Dr. Diego Sepulveda Falla, a neuropathologist at the University of Hamburg in Germany and a member of the research team, said it was not impossible to develop a drug that could delay the disease by 20 years. This mutation produces Reelin, a potent protein in the entorhinal cortex. This extremely potent Reelin ultimately prevents the tangled chains of the tau protein from sticking together to form the structures characteristic of Alzheimer’s disease.

The idea, he said, is to “use a syringe to treat just one area of ​​the brain.”

But such treatments may become obsolete and impossible in the future, warned Dr. Thomas Byrd, emeritus professor of neurology and clinical genetics at the University of Washington. Dr. Byrd was not involved in this study.

The entorhinal cortex is a very small area. “We don’t know what harm a needle stick or a chemical drop could do,” he says.

The man, whom researchers call “resilience” to Alzheimer’s disease, was part of a decades-long study of 6,000 Colombians with genetic mutations that cause Alzheimer’s disease in middle age. Many people consent to genetic testing, brain scans, and postmortem brain autopsies.

A few years ago, the same research group as the current study identified a woman who was also protected from Alzheimer’s disease. But in her case, resilience was caused by mutations in another gene, APOE. Instead of missing tau clumps in a small area of ​​her brain, her whole brain was missing tau clumps.

But researchers say they believe the two patients may reveal a new treatment for Alzheimer’s disease. Her two mutated genes disrupt a series of molecular cascades required for tau to aggregate in the brain.

The hypothesis that a drug can protect the entorhinal cortex in other patients requires further research. But animal testing is already underway, said Dr. Arboleda Velázquez. Members of the research group are injecting mutant forms of Reelin into the same brain regions of Alzheimer’s disease-prone mice to see if they have a protective effect.

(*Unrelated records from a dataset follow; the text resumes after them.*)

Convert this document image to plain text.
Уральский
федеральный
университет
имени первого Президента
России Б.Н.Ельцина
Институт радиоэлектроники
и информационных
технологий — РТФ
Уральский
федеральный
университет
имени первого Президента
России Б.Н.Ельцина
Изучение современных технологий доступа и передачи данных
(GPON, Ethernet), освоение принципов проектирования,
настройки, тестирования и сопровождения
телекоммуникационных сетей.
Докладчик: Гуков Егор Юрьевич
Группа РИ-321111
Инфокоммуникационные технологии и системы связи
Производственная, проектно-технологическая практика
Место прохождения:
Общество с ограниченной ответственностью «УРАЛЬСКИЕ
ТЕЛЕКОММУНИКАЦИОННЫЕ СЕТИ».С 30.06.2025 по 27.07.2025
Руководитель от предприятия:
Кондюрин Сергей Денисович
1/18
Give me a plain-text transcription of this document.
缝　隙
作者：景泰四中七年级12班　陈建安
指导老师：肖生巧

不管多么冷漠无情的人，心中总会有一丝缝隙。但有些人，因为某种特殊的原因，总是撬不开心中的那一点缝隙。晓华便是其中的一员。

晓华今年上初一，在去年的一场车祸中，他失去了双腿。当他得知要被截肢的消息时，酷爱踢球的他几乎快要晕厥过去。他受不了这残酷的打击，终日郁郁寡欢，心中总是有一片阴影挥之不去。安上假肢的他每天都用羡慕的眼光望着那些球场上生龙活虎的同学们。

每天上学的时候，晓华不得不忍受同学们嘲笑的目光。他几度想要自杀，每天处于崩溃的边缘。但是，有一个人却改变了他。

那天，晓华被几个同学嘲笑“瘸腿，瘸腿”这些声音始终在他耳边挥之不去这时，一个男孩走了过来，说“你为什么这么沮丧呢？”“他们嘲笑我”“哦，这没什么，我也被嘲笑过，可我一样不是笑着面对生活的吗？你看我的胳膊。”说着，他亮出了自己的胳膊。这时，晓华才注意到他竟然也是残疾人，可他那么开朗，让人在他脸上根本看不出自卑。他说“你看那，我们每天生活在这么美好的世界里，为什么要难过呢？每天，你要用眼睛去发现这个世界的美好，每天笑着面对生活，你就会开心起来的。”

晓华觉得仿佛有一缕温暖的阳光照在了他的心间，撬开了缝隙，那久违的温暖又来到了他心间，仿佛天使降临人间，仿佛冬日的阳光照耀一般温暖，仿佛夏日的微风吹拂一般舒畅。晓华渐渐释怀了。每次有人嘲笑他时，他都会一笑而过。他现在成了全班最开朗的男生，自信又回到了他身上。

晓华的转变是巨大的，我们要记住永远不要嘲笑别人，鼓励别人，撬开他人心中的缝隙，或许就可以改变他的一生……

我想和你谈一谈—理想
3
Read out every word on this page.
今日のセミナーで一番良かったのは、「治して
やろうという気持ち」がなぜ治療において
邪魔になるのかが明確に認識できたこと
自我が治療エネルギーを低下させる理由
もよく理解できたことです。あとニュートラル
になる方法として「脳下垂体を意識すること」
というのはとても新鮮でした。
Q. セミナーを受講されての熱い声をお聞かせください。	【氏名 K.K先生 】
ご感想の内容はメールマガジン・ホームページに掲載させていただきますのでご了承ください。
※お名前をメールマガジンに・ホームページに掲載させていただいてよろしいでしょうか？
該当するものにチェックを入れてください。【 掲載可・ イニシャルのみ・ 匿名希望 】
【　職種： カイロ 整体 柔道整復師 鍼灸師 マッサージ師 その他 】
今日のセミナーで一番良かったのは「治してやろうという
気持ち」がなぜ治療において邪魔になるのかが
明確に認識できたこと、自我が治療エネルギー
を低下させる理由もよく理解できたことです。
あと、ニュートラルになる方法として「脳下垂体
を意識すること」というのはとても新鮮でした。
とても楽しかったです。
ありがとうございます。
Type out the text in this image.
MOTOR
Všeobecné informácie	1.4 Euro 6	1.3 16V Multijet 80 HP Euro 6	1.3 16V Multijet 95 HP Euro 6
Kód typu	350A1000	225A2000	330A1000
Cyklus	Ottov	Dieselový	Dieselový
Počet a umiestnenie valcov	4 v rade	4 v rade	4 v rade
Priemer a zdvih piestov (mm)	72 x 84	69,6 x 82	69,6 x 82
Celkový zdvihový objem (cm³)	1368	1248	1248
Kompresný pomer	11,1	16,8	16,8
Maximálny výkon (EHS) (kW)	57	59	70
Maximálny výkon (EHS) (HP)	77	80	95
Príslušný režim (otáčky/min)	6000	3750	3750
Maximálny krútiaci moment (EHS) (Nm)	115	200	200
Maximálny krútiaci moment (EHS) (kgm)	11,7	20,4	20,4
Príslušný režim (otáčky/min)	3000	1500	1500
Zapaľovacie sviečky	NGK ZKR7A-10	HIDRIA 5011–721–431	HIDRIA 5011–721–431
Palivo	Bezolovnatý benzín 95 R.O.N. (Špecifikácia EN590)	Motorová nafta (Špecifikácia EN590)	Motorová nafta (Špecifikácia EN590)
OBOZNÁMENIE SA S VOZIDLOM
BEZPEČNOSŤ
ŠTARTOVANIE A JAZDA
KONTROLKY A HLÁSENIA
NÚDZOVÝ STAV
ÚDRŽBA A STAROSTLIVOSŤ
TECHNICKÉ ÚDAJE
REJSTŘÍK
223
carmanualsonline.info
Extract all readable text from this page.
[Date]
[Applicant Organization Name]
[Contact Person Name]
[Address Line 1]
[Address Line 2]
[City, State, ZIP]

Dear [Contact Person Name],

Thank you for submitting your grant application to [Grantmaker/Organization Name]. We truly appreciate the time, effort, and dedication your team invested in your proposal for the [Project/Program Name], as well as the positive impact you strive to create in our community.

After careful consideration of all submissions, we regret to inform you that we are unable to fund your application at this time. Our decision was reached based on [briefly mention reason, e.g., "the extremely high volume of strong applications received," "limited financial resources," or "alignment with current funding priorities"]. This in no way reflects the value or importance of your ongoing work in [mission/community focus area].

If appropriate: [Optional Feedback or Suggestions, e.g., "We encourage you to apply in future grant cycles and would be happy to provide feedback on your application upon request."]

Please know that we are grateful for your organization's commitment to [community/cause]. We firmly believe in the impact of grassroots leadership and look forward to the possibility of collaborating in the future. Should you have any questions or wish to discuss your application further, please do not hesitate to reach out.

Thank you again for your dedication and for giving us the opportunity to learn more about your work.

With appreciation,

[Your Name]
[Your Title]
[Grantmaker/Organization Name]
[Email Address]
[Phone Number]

Eric Lyman, Ph.D., a member of the research team, executive director of the Banner Alzheimer’s Institute in Phoenix, and a paid consultant to a number of pharmaceutical companies, said a combination of treatments may be needed in the future. said to be sexual. The hope is to prevent the accumulation of amyloid and tau, delaying Alzheimer’s disease in susceptible people for long enough that it is no longer a problem.